The farmer said the deceased male had bees or wasps on his face, possibly indicating the body had been there for many hours.

“I was scared,” he said. It was just before 5 p.m. on May 11 when Poonia and his wife came across the body and called police.

Dozens of police arrived at the scene according to another witness who was temporarily living on the property.

An RCMP helicopter landed around 7 p.m. and No. 2 Road was blocked off until 8 p.m. on May 12 as officers investigated.

RCMP divers scour the Vedder Canal two days after an Abbotsford blueberry found a dead body in his field a hundred metres away on May 11, 2016. (Paul Henderson/ Black Press File)

Then on May 13, an RCMP boat was in the Vedder Canal, moored to both sides by a rope, with a diver searching the waters just south of, and then underneath, the Keith Wilson Bridge.

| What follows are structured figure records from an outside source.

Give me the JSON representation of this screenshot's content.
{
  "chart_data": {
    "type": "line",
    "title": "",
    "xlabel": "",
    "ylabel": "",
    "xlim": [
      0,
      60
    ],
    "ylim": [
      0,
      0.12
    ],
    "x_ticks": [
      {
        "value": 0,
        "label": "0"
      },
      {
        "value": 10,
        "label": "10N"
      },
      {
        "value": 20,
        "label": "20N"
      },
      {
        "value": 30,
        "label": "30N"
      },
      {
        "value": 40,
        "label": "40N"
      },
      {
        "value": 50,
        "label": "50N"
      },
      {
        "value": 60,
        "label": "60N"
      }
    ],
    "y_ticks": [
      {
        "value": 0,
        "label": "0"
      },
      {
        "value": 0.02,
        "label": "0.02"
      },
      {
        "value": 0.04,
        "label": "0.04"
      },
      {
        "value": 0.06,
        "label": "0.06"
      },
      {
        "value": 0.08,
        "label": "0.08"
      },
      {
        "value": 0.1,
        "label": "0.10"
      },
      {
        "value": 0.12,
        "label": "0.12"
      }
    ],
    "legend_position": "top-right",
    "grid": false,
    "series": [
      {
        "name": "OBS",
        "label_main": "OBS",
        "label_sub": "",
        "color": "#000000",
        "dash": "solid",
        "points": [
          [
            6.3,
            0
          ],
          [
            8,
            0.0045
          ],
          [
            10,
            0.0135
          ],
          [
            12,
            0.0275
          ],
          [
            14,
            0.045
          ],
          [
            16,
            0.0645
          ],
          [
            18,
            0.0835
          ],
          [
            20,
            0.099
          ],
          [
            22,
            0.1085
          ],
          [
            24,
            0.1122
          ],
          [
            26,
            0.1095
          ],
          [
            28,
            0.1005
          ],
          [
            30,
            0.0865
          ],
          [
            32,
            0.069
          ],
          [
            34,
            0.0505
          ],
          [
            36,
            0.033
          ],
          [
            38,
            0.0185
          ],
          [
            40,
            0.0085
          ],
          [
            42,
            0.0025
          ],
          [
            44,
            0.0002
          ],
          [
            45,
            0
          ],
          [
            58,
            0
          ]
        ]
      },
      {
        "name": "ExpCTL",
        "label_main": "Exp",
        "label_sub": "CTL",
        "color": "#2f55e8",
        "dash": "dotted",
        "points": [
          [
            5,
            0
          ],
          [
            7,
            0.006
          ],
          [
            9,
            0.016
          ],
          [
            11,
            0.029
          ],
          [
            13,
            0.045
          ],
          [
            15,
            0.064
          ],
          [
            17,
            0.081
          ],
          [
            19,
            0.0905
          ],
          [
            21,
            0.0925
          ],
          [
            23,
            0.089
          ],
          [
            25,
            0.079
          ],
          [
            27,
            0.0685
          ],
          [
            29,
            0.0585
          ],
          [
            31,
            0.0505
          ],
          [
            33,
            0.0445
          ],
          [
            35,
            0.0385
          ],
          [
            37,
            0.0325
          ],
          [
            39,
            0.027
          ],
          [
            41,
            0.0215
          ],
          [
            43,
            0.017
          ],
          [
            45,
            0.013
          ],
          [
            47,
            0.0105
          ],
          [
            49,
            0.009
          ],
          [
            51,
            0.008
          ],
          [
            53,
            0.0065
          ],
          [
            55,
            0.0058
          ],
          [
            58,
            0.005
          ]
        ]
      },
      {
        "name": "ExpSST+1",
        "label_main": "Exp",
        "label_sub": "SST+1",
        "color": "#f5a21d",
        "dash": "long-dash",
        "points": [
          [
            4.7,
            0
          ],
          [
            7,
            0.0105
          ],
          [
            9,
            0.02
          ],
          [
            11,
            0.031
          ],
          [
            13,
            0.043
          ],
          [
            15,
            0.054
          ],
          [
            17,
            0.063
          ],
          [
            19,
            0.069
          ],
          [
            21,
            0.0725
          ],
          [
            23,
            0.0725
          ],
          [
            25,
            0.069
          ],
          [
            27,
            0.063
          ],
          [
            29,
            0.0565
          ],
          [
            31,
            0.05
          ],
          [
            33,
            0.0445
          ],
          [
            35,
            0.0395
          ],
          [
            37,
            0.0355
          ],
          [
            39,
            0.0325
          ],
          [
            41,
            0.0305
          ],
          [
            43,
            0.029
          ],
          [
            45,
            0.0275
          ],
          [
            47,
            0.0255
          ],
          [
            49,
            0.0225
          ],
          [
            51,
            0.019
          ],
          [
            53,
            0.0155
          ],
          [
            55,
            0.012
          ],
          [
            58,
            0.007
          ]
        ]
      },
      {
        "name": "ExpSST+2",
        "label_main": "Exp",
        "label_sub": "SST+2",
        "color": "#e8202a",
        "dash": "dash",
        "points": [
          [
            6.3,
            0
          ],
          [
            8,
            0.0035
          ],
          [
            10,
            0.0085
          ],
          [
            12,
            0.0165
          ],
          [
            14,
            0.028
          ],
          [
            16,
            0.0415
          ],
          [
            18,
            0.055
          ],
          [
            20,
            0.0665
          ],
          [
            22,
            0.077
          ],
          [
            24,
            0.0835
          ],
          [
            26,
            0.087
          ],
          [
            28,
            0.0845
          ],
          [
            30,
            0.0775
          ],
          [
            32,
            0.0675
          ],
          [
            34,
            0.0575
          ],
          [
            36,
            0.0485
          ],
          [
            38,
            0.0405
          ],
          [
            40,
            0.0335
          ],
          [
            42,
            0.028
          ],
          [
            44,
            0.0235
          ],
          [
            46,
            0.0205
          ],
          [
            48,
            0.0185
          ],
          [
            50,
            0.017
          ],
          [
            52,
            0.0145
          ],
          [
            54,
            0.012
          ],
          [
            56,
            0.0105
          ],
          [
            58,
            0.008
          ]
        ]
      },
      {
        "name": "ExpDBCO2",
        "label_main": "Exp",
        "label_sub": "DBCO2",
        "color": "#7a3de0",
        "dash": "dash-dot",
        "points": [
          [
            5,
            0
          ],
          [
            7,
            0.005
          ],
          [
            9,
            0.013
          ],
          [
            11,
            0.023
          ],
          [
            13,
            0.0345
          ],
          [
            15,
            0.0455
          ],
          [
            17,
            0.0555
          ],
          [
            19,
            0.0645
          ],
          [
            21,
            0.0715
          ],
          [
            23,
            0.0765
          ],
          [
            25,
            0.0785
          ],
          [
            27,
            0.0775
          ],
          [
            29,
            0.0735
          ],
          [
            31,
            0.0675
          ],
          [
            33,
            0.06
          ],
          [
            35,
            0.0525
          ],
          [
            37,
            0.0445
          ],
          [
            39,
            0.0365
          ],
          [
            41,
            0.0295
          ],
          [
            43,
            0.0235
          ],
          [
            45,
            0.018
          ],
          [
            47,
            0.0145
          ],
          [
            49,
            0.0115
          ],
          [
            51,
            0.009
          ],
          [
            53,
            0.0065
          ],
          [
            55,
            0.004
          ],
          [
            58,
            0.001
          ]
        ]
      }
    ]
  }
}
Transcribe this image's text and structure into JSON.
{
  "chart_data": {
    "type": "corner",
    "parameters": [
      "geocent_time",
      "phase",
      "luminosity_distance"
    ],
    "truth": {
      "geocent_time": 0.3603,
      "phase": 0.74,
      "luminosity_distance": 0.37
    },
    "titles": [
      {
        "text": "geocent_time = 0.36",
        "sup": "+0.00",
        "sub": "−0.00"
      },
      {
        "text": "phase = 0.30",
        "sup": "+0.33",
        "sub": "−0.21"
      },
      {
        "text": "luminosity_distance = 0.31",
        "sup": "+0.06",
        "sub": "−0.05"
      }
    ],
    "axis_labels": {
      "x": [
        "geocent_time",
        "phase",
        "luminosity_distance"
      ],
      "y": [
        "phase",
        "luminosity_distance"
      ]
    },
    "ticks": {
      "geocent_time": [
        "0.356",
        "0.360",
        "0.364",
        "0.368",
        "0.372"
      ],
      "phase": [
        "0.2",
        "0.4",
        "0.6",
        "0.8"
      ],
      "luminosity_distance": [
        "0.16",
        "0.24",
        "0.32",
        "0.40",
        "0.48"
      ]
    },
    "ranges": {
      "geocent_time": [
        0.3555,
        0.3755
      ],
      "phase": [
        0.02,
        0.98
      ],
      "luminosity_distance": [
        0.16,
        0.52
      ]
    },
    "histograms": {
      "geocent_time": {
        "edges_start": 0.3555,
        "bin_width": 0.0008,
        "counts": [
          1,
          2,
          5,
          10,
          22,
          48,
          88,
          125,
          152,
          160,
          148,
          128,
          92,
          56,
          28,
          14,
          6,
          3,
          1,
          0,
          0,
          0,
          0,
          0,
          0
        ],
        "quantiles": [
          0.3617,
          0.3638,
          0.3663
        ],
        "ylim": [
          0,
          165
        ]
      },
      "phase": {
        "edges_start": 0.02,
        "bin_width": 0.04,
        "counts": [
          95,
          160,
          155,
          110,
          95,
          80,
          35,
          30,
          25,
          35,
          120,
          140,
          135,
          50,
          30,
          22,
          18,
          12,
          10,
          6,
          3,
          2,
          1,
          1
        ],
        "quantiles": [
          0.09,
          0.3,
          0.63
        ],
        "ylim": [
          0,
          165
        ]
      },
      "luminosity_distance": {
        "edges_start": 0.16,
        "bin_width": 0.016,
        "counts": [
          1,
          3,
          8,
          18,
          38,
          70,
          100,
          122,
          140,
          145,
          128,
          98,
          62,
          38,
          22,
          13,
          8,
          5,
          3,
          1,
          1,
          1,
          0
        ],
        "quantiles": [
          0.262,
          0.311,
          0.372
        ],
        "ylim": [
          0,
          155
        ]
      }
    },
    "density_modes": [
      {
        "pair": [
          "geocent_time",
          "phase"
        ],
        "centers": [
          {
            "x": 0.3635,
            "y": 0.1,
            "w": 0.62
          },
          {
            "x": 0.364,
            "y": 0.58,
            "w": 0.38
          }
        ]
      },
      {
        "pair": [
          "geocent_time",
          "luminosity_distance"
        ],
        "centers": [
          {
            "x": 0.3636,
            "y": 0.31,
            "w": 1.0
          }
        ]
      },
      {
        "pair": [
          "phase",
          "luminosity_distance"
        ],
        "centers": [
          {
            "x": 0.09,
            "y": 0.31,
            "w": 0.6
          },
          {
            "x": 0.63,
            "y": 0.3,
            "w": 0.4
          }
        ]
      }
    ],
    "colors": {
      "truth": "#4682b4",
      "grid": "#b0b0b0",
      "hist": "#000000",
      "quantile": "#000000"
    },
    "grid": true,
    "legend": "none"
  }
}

It was unclear if the divers were searching for a weapon, another body or something else. And that was the end of information shared by police into the death, yet so many questions remained unanswered.

The incident also sparked some pushback from reporters as it was yet another example of a then-new RCMP policy of not sharing the identity of homicide victims.

Postmedia reporter Kim Bolan reported at the time that IHIT’s Staff Sgt. Jennifer Pound refused to release the name of a homicide victim, and said “based on direction from our national HQ, we can release the vic name when there is an investigative need to do so.”

But names come out in other ways, and five days after the body was found, members of the victim’s family, overcome with grief arrived at the site where his body was discovered. They asked a woman who lives on the property for the exact row of the blueberry field he was found in.

A memorial cross at the site where Orosman Jr. Garcia Arevalo’s body was found by a farmer in a blueberry field on No. 2 Road in Abbotsford on May 11, 2016. (Paul Henderson/ The Progress)

After asking for permission, they placed a cross with flowers, a teddy bear and jewelry on No. 2 Road. The inscription on the cross read: “Orosman Jr. Garcia Arevalo June 21, 1993 -May 10, 2016.”

The cross is still there to this day, faded and surrounded by long grass and weeds.

So who was Garcia?

Little was known at the time, but Bolan recently unearthed a tale of international intrigue and bad decisions by low-level gangsters.

Just seven days before Garcia’s body was found in that blueberry field in the Fraser Valley, Turkish drug trafficker Cetin Koc was gunned down while sitting in his car in a luxurious downtown Dubai neighbourhood.

Through an extensive investigation, Bolan reported on July 28 that the hit men were none other than Orosman Jr. Garcia Arevalo and Harpreet Singh Majhu, both Metro Vancouver residents and members or associates with the Brothers Keepers, a gang aligned with the the now defunct Red Scorpions.

Bolan did not get comment from local police about how the low level gangsters were recruited for an international hit. But her sources did suggest after they came back from Dubai, they didn’t lay low, instead played up their new status as international hit men.

Seven days after the Koc killing, Garcia was killed, and one month after that, Bolan said Majhu’s body was found in a burnt-out vehicle in Agassiz.

That was June 10, 2016, but it was never revealed there was a body in that car fire in Agassiz at the time or since.